Rusia convocó el martes al embajador de la Unión Europea en Moscú, enfurecida por lo que llama un bloqueo ferroviario ilegal de un puesto avanzado ruso en el mar Báltico, el último enfrentamiento por las sanciones impuestas por la guerra en Ucrania, informó Reuters.
Sobre el terreno en el este de Ucrania, los representantes separatistas de Rusia dijeron que avanzaban hacia el principal bastión del campo de batalla de Kyiv. Un funcionario ucraniano describió una pausa en los combates allí como la «calma antes de la tormenta».

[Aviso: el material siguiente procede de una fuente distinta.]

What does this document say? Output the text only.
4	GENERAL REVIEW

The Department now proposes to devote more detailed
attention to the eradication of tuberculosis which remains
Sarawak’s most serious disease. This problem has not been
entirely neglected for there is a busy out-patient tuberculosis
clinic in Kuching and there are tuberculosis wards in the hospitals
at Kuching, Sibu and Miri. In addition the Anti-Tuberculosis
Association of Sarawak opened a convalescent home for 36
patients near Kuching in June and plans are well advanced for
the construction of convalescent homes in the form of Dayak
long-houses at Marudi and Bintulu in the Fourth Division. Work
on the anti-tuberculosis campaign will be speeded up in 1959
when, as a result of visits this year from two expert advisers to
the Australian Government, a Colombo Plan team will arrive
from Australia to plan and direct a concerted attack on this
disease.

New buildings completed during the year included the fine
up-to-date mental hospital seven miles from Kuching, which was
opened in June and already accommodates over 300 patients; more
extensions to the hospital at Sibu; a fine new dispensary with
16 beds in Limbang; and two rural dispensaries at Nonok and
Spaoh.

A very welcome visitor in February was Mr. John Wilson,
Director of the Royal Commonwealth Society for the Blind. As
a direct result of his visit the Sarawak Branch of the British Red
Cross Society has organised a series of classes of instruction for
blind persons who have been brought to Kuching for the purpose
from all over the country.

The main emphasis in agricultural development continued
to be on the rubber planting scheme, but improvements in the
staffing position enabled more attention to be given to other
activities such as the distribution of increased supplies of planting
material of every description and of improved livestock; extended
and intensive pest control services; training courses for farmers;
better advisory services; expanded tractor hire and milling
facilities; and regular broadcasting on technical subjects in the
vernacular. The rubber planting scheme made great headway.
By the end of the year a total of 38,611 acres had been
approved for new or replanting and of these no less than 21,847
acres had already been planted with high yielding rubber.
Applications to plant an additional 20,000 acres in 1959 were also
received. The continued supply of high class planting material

La última crisis diplomática es por el enclave de Kaliningrado, un puerto y el campo circundante en el Mar Báltico que alberga a casi un millón de rusos, conectado con el resto de Rusia por un enlace ferroviario a través de Lituania, miembro de la UE y la OTAN.
Lituania ha cerrado la ruta para los productos básicos, incluidos los materiales de construcción, los metales y el carbón, lo que dice que debe hacer bajo las sanciones de la UE que entraron en vigor el sábado.
Rusia llama a la medida un bloqueo ilegal y ha amenazado con represalias no especificadas contra Lituania.
El enviado de la UE, Markus Ederer, se presentó el martes en el Ministerio de Relaciones Exteriores de Rusia. El portavoz de la UE, Peter Stano, dijo que Ederer «explicó que Lituania está implementando sanciones de la UE y que no hay bloqueo, y les pidió que se abstuvieran de escalar medidas y retórica».
El enfrentamiento crea una nueva fuente de confrontación en el Báltico, una región que ya está preparada para una revisión de seguridad que limitaría el poder marítimo de Rusia cuando Suecia y Finlandia soliciten unirse a la OTAN y pongan casi toda la costa bajo el control de la alianza.